È questo il principio che la Cassazione ha cristallizzato in una serie di recenti pronunce, l’ultima delle quali (ordinanza 25023 del 17 settembre 2024) traccia le coordinate della responsabilità dell’avvocato, chiarendo inoltre che la mera perdita di chance di partecipare utilmente a un giudizio non costituisce di per sé danno risarcibile.

Occorre invece dimostrare, in via presuntiva e prognostica, la ragionevole probabilità che l’azione giudiziale, se tempestivamente proposta e diligentemente seguita, avrebbe avuto un esito favorevole, in base alla regola del “più probabile che non”.

Regola che governa l’accertamento del nesso di causa nei giudizi risarcitori, consentendo di ritenerlo dimostrato laddove – pur in assenza di certezze assolute – una determinata conseguenza dannosa si possa ritenere correlata a un determinato antecedente causale in modo probabilisticamente prevalente.

Nel sostenere questo ragionamento la Cassazione (si vedano anche le ordinanze 21045 e 24670 del 2024,) ricorda anzitutto che l’obbligazione dell’avvocato è di regola (tanto più in sede giudiziale) un’obbligazione “di mezzi” e non “di risultato” in quanto «il professionista si fa carico non già dell’obbligo di realizzare il risultato cui il cliente aspira» (cioè l’interesse presupposto), «bensì dell’obbligo di esercitare diligentemente la propria professione» (l’interesse strumentale), che «a quel risultato deve pur sempre essere finalizzata».

Mentre nelle obbligazioni di risultato il danno evento si può considerare provato già dall’inadempimento, nelle obbligazioni professionali il danno risarcibile non è integrato dalla sola violazione delle regole professionali ma dalla compromissione dell’interesse “presupposto” del cliente che tale violazione ha in concreto causato. Sicché, la mancata proposizione di un appello, pur costituendo inadempimento, darà luogo al risarcimento solo se l’impugnativa, se adeguatamente coltivata, avrebbe ragionevolmente condotto alla vittoria della causa.

Va dunque disattesa la pretesa risarcitoria avanzata dal cliente che non abbia dimostrato che una data causa non tempestivamente promossa o correttamente seguita dal professionista avrebbe verosimilmente avuto esito vittorioso se l’avvocato si fosse attivato con la dovuta diligenza; e poco importa se la partecipazione al giudizio avrebbe potuto fargli conseguire possibili vantaggi, trai quali la possibilità di raggiungere soluzioni transattive o eventualmente giovarsi di una non adeguata difesa di controparte o, ancora, dell’eventuale mutamento di orientamento della giurisprudenza sull’oggetto del contendere. Tali chance non costituiscono un interesse giuridicamente tutelabile.

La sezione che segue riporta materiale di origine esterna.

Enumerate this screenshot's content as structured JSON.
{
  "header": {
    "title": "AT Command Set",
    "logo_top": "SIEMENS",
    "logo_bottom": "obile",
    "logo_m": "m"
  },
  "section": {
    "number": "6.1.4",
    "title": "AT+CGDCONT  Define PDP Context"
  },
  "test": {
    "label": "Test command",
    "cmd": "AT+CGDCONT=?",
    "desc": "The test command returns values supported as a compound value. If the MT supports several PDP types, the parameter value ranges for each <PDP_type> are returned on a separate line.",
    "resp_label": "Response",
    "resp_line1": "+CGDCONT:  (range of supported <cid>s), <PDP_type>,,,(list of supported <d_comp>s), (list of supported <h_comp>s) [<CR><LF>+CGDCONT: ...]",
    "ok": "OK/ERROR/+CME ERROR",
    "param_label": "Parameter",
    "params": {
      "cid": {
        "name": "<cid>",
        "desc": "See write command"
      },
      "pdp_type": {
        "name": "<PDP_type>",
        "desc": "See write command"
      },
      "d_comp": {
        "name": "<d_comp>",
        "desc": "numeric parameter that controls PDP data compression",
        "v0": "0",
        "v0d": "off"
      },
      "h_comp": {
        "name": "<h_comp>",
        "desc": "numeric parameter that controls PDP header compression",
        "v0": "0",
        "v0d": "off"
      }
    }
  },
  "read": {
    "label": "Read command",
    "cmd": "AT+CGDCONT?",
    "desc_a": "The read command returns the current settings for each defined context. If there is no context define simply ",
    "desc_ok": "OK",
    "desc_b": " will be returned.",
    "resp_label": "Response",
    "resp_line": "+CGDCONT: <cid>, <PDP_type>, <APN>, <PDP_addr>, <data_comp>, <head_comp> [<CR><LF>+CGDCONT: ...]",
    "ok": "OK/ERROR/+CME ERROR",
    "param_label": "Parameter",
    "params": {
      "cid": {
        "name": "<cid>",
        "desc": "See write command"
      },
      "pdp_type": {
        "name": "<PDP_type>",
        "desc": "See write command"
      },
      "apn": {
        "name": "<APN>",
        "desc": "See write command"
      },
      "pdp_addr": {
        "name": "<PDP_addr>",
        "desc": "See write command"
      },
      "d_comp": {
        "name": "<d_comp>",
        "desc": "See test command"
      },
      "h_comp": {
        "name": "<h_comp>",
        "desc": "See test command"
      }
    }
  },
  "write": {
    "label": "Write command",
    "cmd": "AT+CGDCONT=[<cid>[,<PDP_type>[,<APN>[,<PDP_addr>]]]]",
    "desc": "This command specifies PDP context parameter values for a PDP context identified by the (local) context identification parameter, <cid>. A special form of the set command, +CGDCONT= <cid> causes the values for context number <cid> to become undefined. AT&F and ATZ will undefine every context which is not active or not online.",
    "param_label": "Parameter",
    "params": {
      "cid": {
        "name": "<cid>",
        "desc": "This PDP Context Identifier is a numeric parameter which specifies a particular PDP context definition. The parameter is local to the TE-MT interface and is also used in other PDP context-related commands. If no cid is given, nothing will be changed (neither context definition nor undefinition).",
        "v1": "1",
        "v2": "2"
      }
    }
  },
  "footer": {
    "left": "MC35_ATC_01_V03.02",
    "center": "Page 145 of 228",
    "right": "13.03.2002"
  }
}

Rimane fermo il diritto del cliente di agire per la risoluzione del contratto professionale, con richiesta di restituzione del compenso versato all’avvocato inadempiente.

Nel sostenere la propria posizione, la Cassazione sottolinea che la corretta amministrazione della giustizia non può essere inquinata, o ingolfata, da azioni processuali infondate o abusive. Ciò porta a riconoscere tutela risarcitoria solo a pretese giudiziali che avrebbero potuto essere accolte con successo, se adeguatamente coltivate. Ma è una visione molto rigorosa, che sembra non tenere conto dell’opacità di alcune questioni giuridiche.